No le resultó fácil. Se acostó un par de horas después de la cena, poco después del anochecer. Al principio tuvo un sueño profundo, hasta que se vio transportado, de nuevo, al pequeño cementerio que había profanado aquel demonio. En su sueño, el demonio no estaba y las tumbas permanecían intactas. Al lado de la pequeña picea había una joven, con el pelo y los ojos negros y la piel tostada, más oscura que la típica de los austanos, que no solían tener la tez tan pálida como los cawkeníes. Le sonrió mostrando unos dientes perfectos y muy blancos.
—Gracias, Sylwester —dijo la joven, en perfecto cawkení.
—¿Qué he hecho por ti?
La joven volvió a sonreír y acarició las hojas de la picea.

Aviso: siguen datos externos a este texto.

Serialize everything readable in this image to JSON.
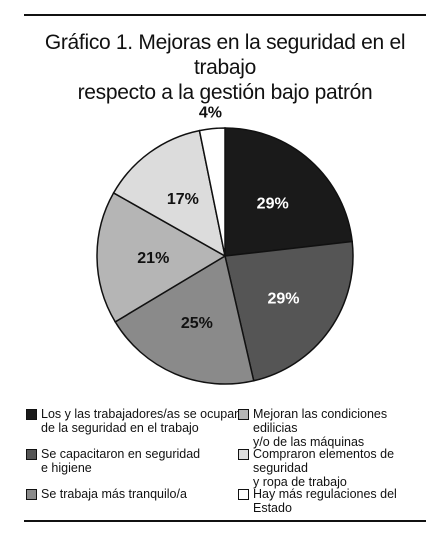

—Si sabes tanto de árboles, debes de amarlos tanto como yo. Las piceas no son abetos, tienes toda la razón. Aunque su nombre científico es picea abies, no pertenecen al género abies. No me mires raro. Todos los animales y las plantas tienen un nombre científico, ¿no lo sabías?
Sylwester negó en silencio. Se preguntaba de dónde habría salido aquella joven. De pronto, su interlocutora lo miró con tristeza.

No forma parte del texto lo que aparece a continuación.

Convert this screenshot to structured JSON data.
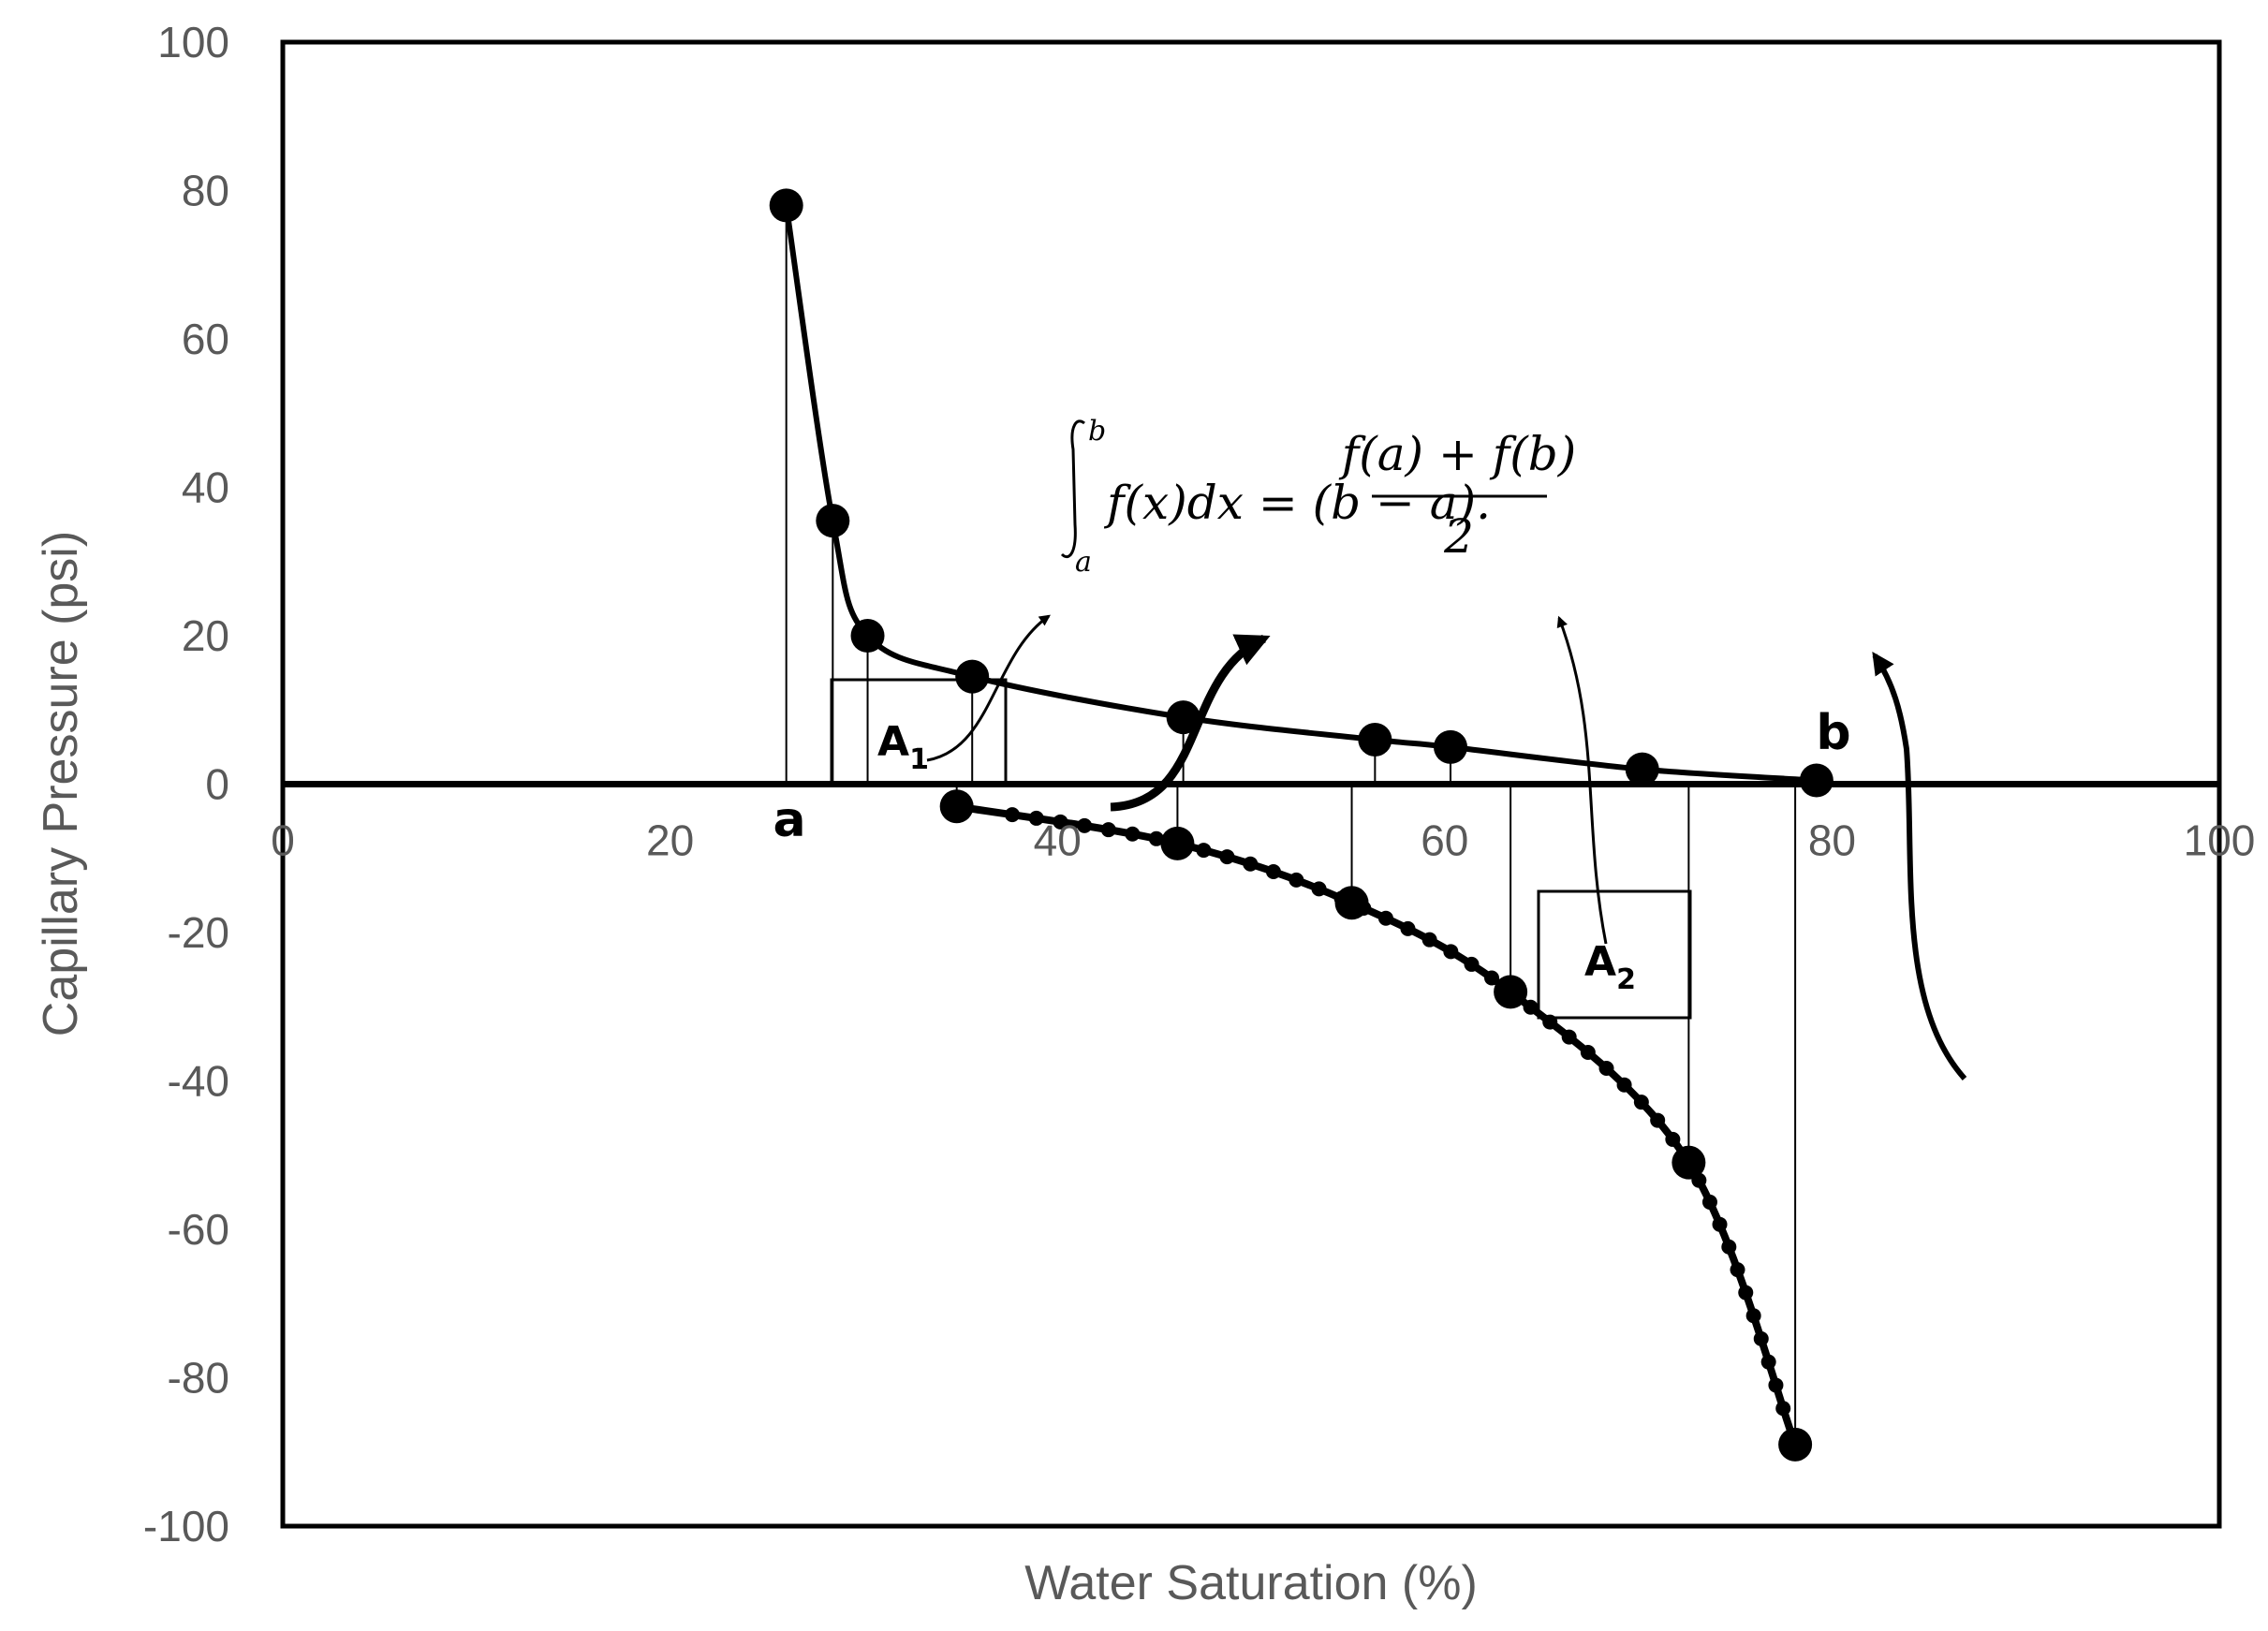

—He venido para avisarte. He pasado mucho tiempo encerrada y no consentiré que me devuelvan al olvido. Haré lo que haga falta, buscaré ayuda de quién sea. Quedais advertidos, tú y tu pueblo.
Los ojos de la joven empezaron a brillar con un fulgor rojo, demoníaco, que se amplió para envolverla por completo. La tierra a su alrededor comenzó a moverse y salieron manos por todas partes, a las que siguieron cabezas. Los muertos vivientes brotaban en un silencio tal que podía oír los sollozos de la joven. Sylwester se volvió y saltó la cerca del cementerio; no obstante, la explanada que los rodeaba se había llenado de cadáveres ambulantes, que lo atraparon e intentaron morderle.
Sylwester se despertó gritando. Su madre, asustada, lo abrazó mientras su padre los miraba desde el umbral de la puerta del dormitorio.